中国ナショナリズム 小野寺史郎著 中公新書
(ポイント)
西洋化や日本からの武力圧力から基層社会でのナショナリズムが育っていく。その感情的ナショナリズムを利用して政治活動を行う一方、現実的外交政策の足かせにもなりうる。議会制民主主義でないため、統治の正当性の根拠(国民の利益の代表)を維持するため(みせるため)、傍から見ると必要以上に対外的議論に苛烈になる傾向がある
(抜粋)
19世紀後半、西洋化の流れにたいする、西太后の保守クーデター。
民衆の文化や感情に基盤を持つ下からの反西洋の試みの最大のものとなった
武力により西太后も西洋型政治体制を宣言せざるをえなくなった。
20世紀初頭には、袁世凱が西洋式新軍の整備をすすめる
こうした、上からの近代化政策が基層社会に浸透するのには多大な困難をともなった。また結果として中国ナショナリズムが民衆、伝統、感情を野蛮として抑圧し、知識人、西洋人、理性による文明を推進する展開は、中国の近代国家建設に様々な影響を及ぼすことになる
1915年二十一か条の要求:
中国の主権に大きく抵触する内容の日本からの要求を、袁世凱は飲まざるを得なかった。5月9日が国恥記念日
これ以降、親日派の政治家は非難され、日本は中国の主要敵となった
袁世凱の死後、段祺瑞(だんきずい)が政権を握り、西原借款などの日本の援助をかため対日関係の修復をはかったが、日本軍の中国駐留をいとめ批判される
中国人留学生は大挙して日本から帰国。
政府主導のプラグマテッィックな外交と中国社会のナショナリズムの乖離が表面化
政府は時にナショナリズムをあおり政策動員するが、その突き上げのため選択しを縛られる(プラグマティックな利害調整がむつかしくなる)

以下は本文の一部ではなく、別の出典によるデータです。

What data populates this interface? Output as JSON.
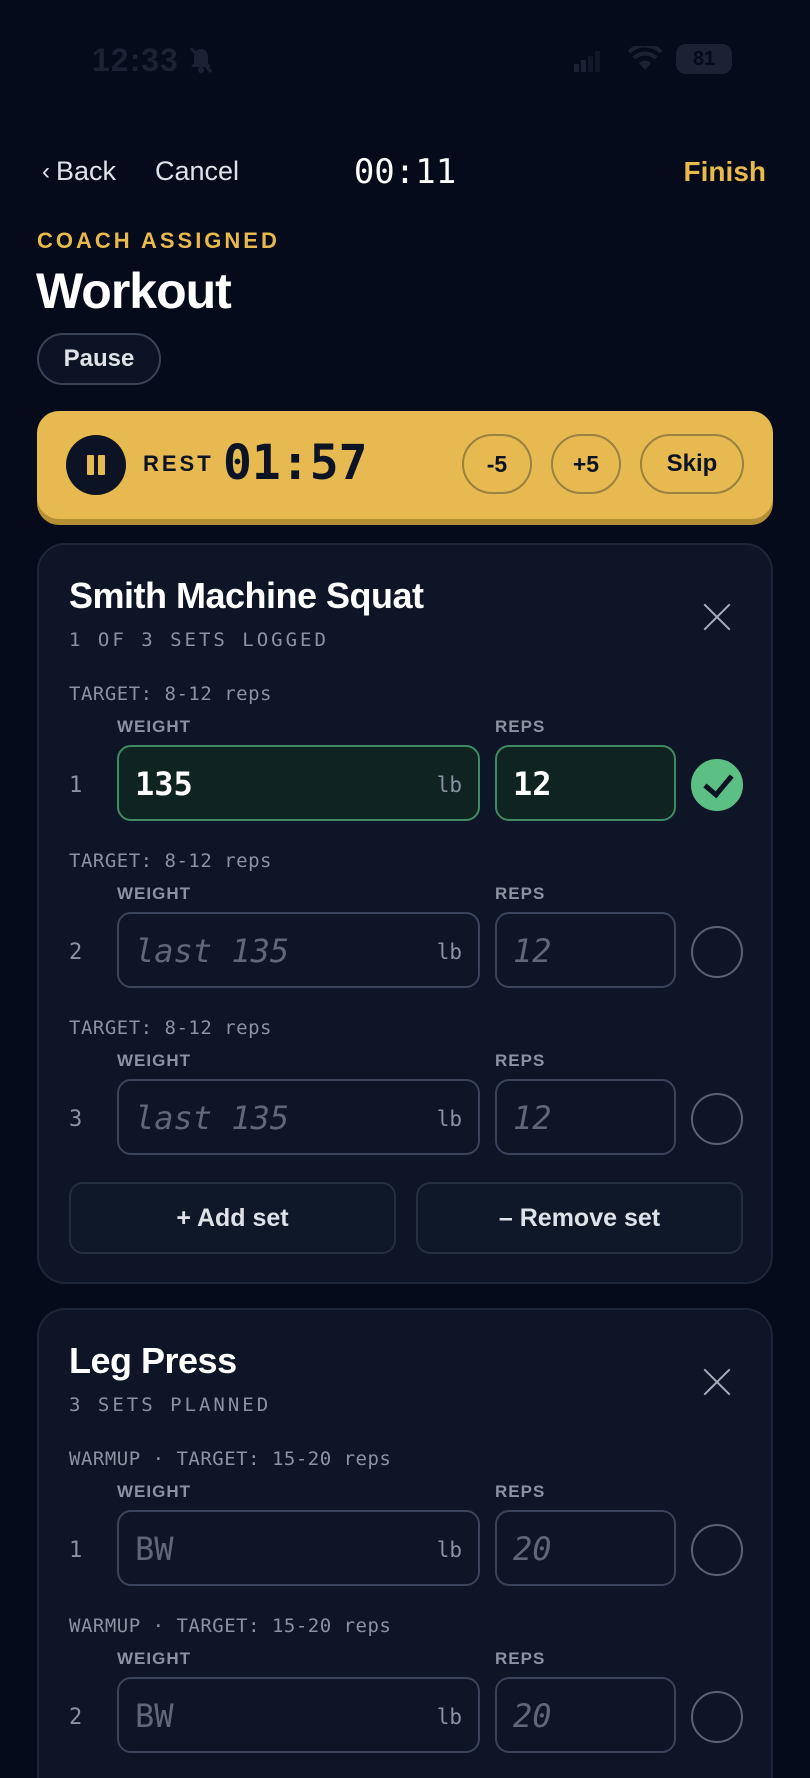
{
  "status": {
    "time": "12:33",
    "battery": "81"
  },
  "nav": {
    "back": "Back",
    "cancel": "Cancel",
    "elapsed": "00:11",
    "finish": "Finish"
  },
  "header": {
    "assigned": "COACH ASSIGNED",
    "title": "Workout",
    "pause": "Pause"
  },
  "rest": {
    "label": "REST",
    "timer": "01:57",
    "minus": "-5",
    "plus": "+5",
    "skip": "Skip"
  },
  "field_labels": {
    "weight": "WEIGHT",
    "reps": "REPS",
    "unit": "lb"
  },
  "exercises": [
    {
      "name": "Smith Machine Squat",
      "summary": "1 OF 3 SETS LOGGED",
      "sets": [
        {
          "num": "1",
          "target": "TARGET: 8-12 reps",
          "weight": "135",
          "reps": "12",
          "logged": true
        },
        {
          "num": "2",
          "target": "TARGET: 8-12 reps",
          "weight_placeholder": "last 135",
          "reps_placeholder": "12",
          "logged": false
        },
        {
          "num": "3",
          "target": "TARGET: 8-12 reps",
          "weight_placeholder": "last 135",
          "reps_placeholder": "12",
          "logged": false
        }
      ],
      "add_set": "+ Add set",
      "remove_set": "– Remove set"
    },
    {
      "name": "Leg Press",
      "summary": "3 SETS PLANNED",
      "sets": [
        {
          "num": "1",
          "target": "WARMUP · TARGET: 15-20 reps",
          "weight_placeholder": "BW",
          "reps_placeholder": "20",
          "logged": false
        },
        {
          "num": "2",
          "target": "WARMUP · TARGET: 15-20 reps",
          "weight_placeholder": "BW",
          "reps_placeholder": "20",
          "logged": false
        }
      ]
    }
  ],
  "icons": {
    "back": "chevron-left-icon",
    "close": "close-icon",
    "check": "check-icon",
    "pause": "pause-icon"
  },
  "colors": {
    "background": "#050b1a",
    "accent": "#e6ba50",
    "success": "#5cbf84",
    "card": "#0d1526"
  }
}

文明的、理性的な公定ナショナリズムと民間主導のナショナリズム運動の祖語(P93)
その主たる争点が対日関係だった
1945年には、蒋介石は、共産党との内戦再開のため日本との協力関係が必要という現実的判断があった。このため、民衆のナショナリズム感情抑制に動く
共産党政権にとって、統治の正当性は、社会主義思想時代は人民を導くという論理だったが、市場経済導入後は、国民の利益を実質的に代表することをしめすことでしか正当化できない。
制度上、代表制民主主義ではなく形式的には示すことができないので、共産党統治の不安定な構造である。中国がはたからみて過敏とも割れるほど国内外の言動や議論に神経を多がらせるのはそのためである。
指導者の交代も制度化されていないので、党内で常に激しい権力闘争が行われていること、幹部がなナショナリストから弱腰とみられることを必要以上に恐れる
そして、天安門のように制御不能なしたからの動きや秩序の動揺にたいして警戒心をもっている。(P241)
(感想)
共産党政権での統治の正当性維持(客観性の維持)の観点からは限界に近いようにみえる。一方、民主主義国家はポピュリズムに陥っている国もある。一党独裁の国は往々にして腐敗し、ハイパーインフレ、クーデター、貧困に陥りがちだが、中国はそれが起きていない。ナショナリズムとプラグマティズムのバランスができているというのだろうか?オーナー企業とモニタリング体制の整った株式会社の意思決定のスピードの違いか?オーナーが正しければ迅速に適切な判断ができ、一方民意を代表したはずの大統領が暴走していては次の選挙まで混乱がつづく。民意がナショナリズム感情に支配されてはまた感情ナショナリズムの代表者が大統領になってしまうのでは??